Certains analystes se sont inquiétés des risques pour la sécurité nationale américaine. « Le fait que l’un des plus grands fournisseurs de logiciels soit lui-même en train d’apprendre les choses au fur et à mesure est un peu effrayant. Vous n’avez pas l’assurance, en tant que client, qu’il ne se passe pas quelque chose de plus grave. Ces attaques témoignent également de l’agressivité des pirates », a déclaré Jerome Segura, chercheur principal chercheur en menace de la société de cybersécurité Malwarebytes. Segura a ajouté qu’il est déconcertant que l’attaque soit toujours en cours malgré les efforts déployés par Microsoft.
« C’est le genre de chose qui nous inquiète vraiment. L’acteur de la menace voudrait utiliser les secrets (de Microsoft) pour pénétrer dans les environnements de production, puis compromettre les logiciels et installer des portes dérobées et d’autres choses de ce genre », a déclaré Segura. Dans un document déposé auprès de la Securities and Exchange Commission (SEC), Microsoft a déclaré que l’attaque n’avait pas eu d’impact matériel sur ses activités, mais a averti que cela restait une possibilité, malgré des investissements accrus en matière de sécurité et la coordination avec les autorités chargées de l’application de la loi.
L’attaque aurait eu lieu quelques jours seulement après que Microsoft a annoncé son plan de refonte de la sécurité de ses logiciels à la suite d’attaques critiques contre sa plateforme de cloud Azure. Microsoft a été confronté à plusieurs cyberattaques très médiatisées ces dernières années, notamment le piratage de son serveur de messagerie Exchange qui a compromis environ 30 000 organisations en 2021 et la violation par des pirates affiliés à l’État chinois des courriels du gouvernement américain l’année dernière. Ce qui a poussé les experts à remettre en cause les pratiques en matière de sécurité chez Microsoft.
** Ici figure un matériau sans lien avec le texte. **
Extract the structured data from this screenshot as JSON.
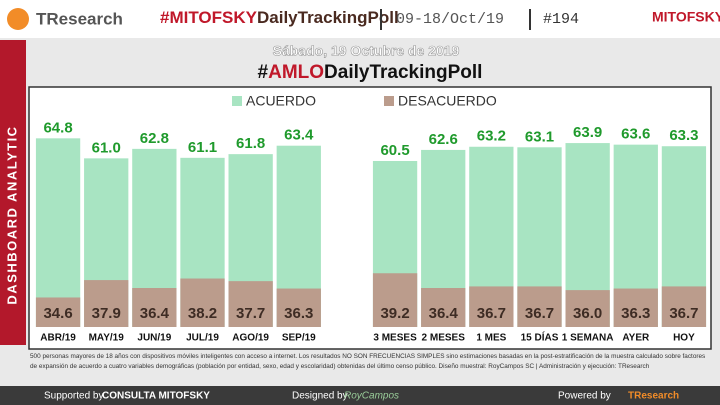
{
  "header": {
    "brand": "TResearch",
    "title": [
      "#MITOFSKY",
      "DailyTrackingPoll"
    ],
    "dates": "09-18/Oct/19",
    "number": "#194",
    "logo": "MITOFSKY"
  },
  "side_label": "DASHBOARD ANALYTIC",
  "chart_data": {
    "type": "bar",
    "subtitle": "Sábado, 19 Octubre de 2019",
    "title": [
      "#",
      "AMLO",
      "DailyTrackingPoll"
    ],
    "categories": [
      "ABR/19",
      "MAY/19",
      "JUN/19",
      "JUL/19",
      "AGO/19",
      "SEP/19",
      null,
      "3 MESES",
      "2 MESES",
      "1 MES",
      "15 DÍAS",
      "1 SEMANA",
      "AYER",
      "HOY"
    ],
    "series": [
      {
        "name": "ACUERDO",
        "color": "#a8e4c2",
        "label_color": "#1f9a2c",
        "values": [
          64.8,
          61.0,
          62.8,
          61.1,
          61.8,
          63.4,
          null,
          60.5,
          62.6,
          63.2,
          63.1,
          63.9,
          63.6,
          63.3
        ],
        "value_labels": [
          "64.8",
          "61.0",
          "62.8",
          "61.1",
          "61.8",
          "63.4",
          null,
          "60.5",
          "62.6",
          "63.2",
          "63.1",
          "63.9",
          "63.6",
          "63.3"
        ]
      },
      {
        "name": "DESACUERDO",
        "color": "#bb9c8c",
        "label_color": "#3e2c24",
        "values": [
          34.6,
          37.9,
          36.4,
          38.2,
          37.7,
          36.3,
          null,
          39.2,
          36.4,
          36.7,
          36.7,
          36.0,
          36.3,
          36.7
        ],
        "value_labels": [
          "34.6",
          "37.9",
          "36.4",
          "38.2",
          "37.7",
          "36.3",
          null,
          "39.2",
          "36.4",
          "36.7",
          "36.7",
          "36.0",
          "36.3",
          "36.7"
        ]
      }
    ],
    "ylim": [
      29,
      66
    ]
  },
  "footer": {
    "note": "500 personas mayores de 18 años con dispositivos móviles inteligentes con acceso a internet. Los resultados NO SON FRECUENCIAS SIMPLES sino estimaciones basadas en la post-estratificación de la muestra calculado sobre factores de expansión de acuerdo a cuatro variables demográficas (población por entidad, sexo, edad y escolaridad) obtenidas del último censo público. Diseño muestral: RoyCampos SC | Administración y ejecución: TResearch",
    "supported": "Supported by",
    "supporter": "CONSULTA MITOFSKY",
    "designed": "Designed by",
    "designer": "RoyCampos",
    "powered": "Powered by",
    "power": "TResearch"
  }
}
« Il semble qu’il s’agisse de quelque chose de très ciblé, et si les pirates sont si profondément implantés dans Microsoft, et que Microsoft n’a pas été en mesure de les faire sortir en deux mois, alors il y a une énorme inquiétude », a déclaré du nouvel incident Adam Meyers, vice-président senior de la société de cybersécurité Crowdstrike. Selon les experts, l’objectif principal de pirates Nobelium est la collecte de renseignements. Nobelium ciblerait le plus souvent des gouvernements, des groupes de réflexion, des fournisseurs de services informatiques et des diplomates, en particulier aux États-Unis et en Europe.
Certains experts affirment que Nobelium partage les informations collectées avec les services de renseignements étrangers de la Russie. L’ambassade de Russie à Washington n’a pas commenté les récentes déclarations de Microsoft et n’a pas non plus répondu aux précédentes déclarations de Microsoft sur l’activité de Nobelium. Par ailleurs, les méthodes utilisées par Microsoft pour identifier les auteurs des attaques ou pour attribuer les attaques au groupe Nobelium ne sont pas claires ; et l’entreprise n’a pas fourni d’amples informations à ce sujet dans son nouveau rapport.
Microsoft a déclaré qu’il continue d’enquêter sur les dernières attaques de Nobelium et a ajouté qu’il continuera à partager des mises à jour sur l’incident. « Nos enquêtes actives sur les activités de Midnight Blizzard sont en cours, et les résultats de nos investigations continueront d’évoluer. Nous restons déterminés à partager ce que nous apprenons », a déclaré la firme de Redmond dans son billet de blogue.